Sending a link to your website for a translation quotation may seem like the quickest and easiest way for you, but a translator will only be able to give you a rough “guesstimation” from that.
Presumably, the text content of your website were originally prepared in MS Word (and possibly Excel) before being communicated to your webmaster. Similarly, your translator needs the full and exact texts in Word (and/or Excel) so that they know exactly how much there is to translate and can give you an exact quotation and timescale. They will also need your texts in those editable formats to work on them.

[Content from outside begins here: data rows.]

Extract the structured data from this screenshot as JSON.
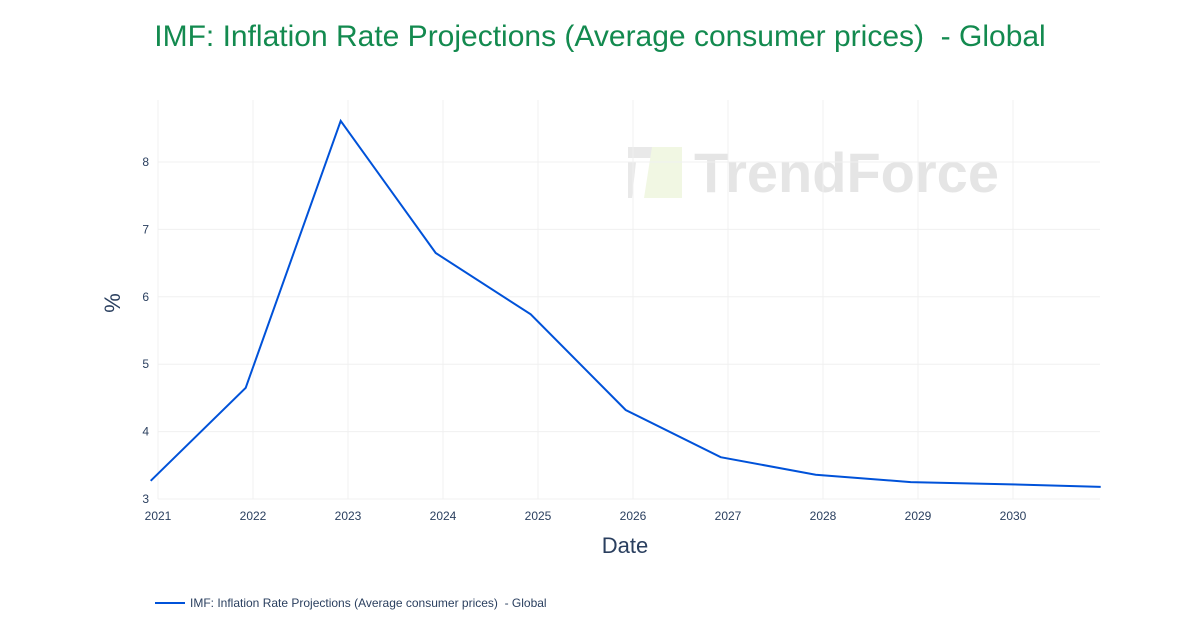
{
  "chart_data": {
    "type": "line",
    "title": "IMF: Inflation Rate Projections (Average consumer prices)  - Global",
    "xlabel": "Date",
    "ylabel": "%",
    "x_tick_labels": [
      "2021",
      "2022",
      "2023",
      "2024",
      "2025",
      "2026",
      "2027",
      "2028",
      "2029",
      "2030"
    ],
    "y_tick_labels": [
      "3",
      "4",
      "5",
      "6",
      "7",
      "8"
    ],
    "ylim": [
      3,
      8.95
    ],
    "xlim": [
      "2021-01-01",
      "2030-12-01"
    ],
    "grid": true,
    "legend_position": "bottom-left",
    "watermark": "TrendForce",
    "series": [
      {
        "name": "IMF: Inflation Rate Projections (Average consumer prices)  - Global",
        "color": "#0052d9",
        "x": [
          "2020-12-04",
          "2021-12-04",
          "2022-12-04",
          "2023-12-04",
          "2024-12-04",
          "2025-12-04",
          "2026-12-04",
          "2027-12-04",
          "2028-12-04",
          "2029-12-04",
          "2030-12-04"
        ],
        "y": [
          3.27,
          4.65,
          8.61,
          6.65,
          5.74,
          4.32,
          3.62,
          3.36,
          3.25,
          3.22,
          3.18
        ]
      }
    ]
  }
}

Failing that, we have to copy and paste all the texts into a Word document, crossing our fingers that nothing has been missed (which could invalidate our quotation). Copying and pasting will likely cause the layout to be all over the place, with out-of-sync sections, making little sense to us when translating, so we would have to go back and forth between the Word document we created and your website, adding considerable time to the invoice and making it difficult for us to concentrate and ensure the quality of our work. Additionally, you and your webmaster would probably have no idea what is what when you receive the translation in the foreign language. To align the two versions, it helps if the source text (original) and the target one (translation) follow the same layout.
So before requesting a quotation or estimation, do your preparatory work: present the texts in a workable format that you, your translator and your webmaster will understand and be able to easily compare with the translated versions when they come in. This way, we all know where we stand and where we’re going from the start, and we can work smoothly, efficiently and fast together.